As Normas Globais de Auditoria Interna e a Competência (Profissional)

O conceito da Competência está contemplado nas Normas Globais de Auditoria Interna, definido no Glossário como “conhecimentos, perícia e habilidades” e detalhado nos princípios e normas no Domínio II: Ética e Profissionalismo.

As novas Normas Globais de Auditoria Interna (GIAS) foram publicadas pelo Institute of Internal Auditors (IIA) em janeiro de 2024 e entraram em vigor em janeiro de 2025. Têm por intuito a orientação da prática profissional da Auditoria Interna em todo o mundo, constituindo uma base sólida para avaliar e elevar a qualidade da Função de Auditoria Interna nas organizações.

As GIAS fazem parte integrante do renovado “Enquadramento Internacional de Práticas Profissionais” (International Professional Practice Framework) do IIA - o anterior remonta a 2017 – que inclui, igualmente, os Requisitos Temáticos e as Orientações Globais.

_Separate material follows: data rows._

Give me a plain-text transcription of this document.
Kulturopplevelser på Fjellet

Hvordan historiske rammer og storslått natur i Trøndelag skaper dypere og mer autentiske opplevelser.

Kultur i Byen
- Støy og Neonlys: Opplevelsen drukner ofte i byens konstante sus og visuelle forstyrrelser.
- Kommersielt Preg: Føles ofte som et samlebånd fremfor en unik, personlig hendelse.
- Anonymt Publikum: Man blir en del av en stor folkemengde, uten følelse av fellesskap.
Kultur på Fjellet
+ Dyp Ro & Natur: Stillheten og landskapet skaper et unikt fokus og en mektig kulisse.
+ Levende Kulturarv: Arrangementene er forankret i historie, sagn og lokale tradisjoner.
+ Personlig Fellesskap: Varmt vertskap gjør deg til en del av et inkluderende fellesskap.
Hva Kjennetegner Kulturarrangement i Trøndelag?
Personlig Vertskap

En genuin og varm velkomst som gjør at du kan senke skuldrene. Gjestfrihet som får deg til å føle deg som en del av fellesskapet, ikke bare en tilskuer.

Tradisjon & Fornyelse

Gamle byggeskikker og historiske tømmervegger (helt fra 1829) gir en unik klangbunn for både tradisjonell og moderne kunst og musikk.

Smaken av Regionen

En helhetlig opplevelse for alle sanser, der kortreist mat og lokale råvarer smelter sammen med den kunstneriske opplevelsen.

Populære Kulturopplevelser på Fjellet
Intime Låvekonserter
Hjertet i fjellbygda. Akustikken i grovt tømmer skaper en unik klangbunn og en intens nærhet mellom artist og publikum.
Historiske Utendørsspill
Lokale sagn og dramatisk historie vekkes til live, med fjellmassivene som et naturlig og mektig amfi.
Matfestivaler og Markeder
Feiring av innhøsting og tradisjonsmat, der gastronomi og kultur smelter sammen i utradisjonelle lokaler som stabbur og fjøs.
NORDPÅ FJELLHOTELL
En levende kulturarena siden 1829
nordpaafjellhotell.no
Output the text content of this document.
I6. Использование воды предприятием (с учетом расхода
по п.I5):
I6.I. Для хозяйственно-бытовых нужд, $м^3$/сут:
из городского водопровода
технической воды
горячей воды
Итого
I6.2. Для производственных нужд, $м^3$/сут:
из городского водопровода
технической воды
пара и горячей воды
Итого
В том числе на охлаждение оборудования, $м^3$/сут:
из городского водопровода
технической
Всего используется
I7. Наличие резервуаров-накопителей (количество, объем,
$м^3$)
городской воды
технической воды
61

O conceito da Competência está contemplado nas Normas Globais de Auditoria Interna, definido no Glossário como “conhecimentos, perícia e habilidades” e detalhado nos princípios e normas no Domínio II: Ética e Profissionalismo - que substituem o antigo Código de Ética do IIA - e que descrevem quais são as expectativas comportamentais para auditores internos profissionais, incluindo diretores executivos de auditoria, outros indivíduos e quaisquer entidades que prestem serviços de auditoria interna (incluindo em co-sourcing ou em outsourcing).

No Domínio II: Ética e Profissionalismo das GIAS, existe o Princípio 3 – Demonstrar Competência: “Os auditores internos aplicam os conhecimentos, perícia e habilidades para cumprir as suas funções e responsabilidades com sucesso”. Segundo as GIAS, “Demonstrar competência requer o desenvolvimento e aplicação dos conhecimentos, perícia e habilidades para fornecer serviços de auditoria interna. Como os auditores internos fornecem uma gama diversificada de serviços, as competências necessárias para cada auditor interno variam. Além de possuir ou obter as competências necessárias para executar serviços, os auditores internos melhoram a eficácia e a qualidade dos serviços através da busca do desenvolvimento profissional”.

Inerente ao Princípio 3 – Demonstrar Competência está relacionada, entre outras, as seguintes Normas:

· Norma 3.1 Competência: “Os auditores internos devem possuir ou obter as competências necessárias para desempenhar as suas responsabilidades com êxito. As competências exigidas incluem os conhecimentos, aptidões e capacidades adequadas ao cargo e as responsabilidades proporcionais ao seu nível de experiência”, incluindo conhecimentos sobre a prevenção, deteção e resolução da fraude, especialmente para aqueles que se dedicam à investigação deste fenómeno. “Os auditores internos devem possuir ou desenvolver conhecimentos sobre as GIAS do IIA. Os auditores internos devem aceitar apenas os serviços para os quais possuam ou possam adquirir as competências necessárias. Cada auditor interno é responsável por desenvolver e aplicar continuamente as competências necessárias para cumprir as suas responsabilidades profissionais. Além disso, o diretor executivo de auditoria deve assegurar que a Função de Auditoria Interna possui coletivamente as competências para executar os serviços de auditoria interna descritos no estatuto de auditoria interna ou deve obter as competências necessárias”.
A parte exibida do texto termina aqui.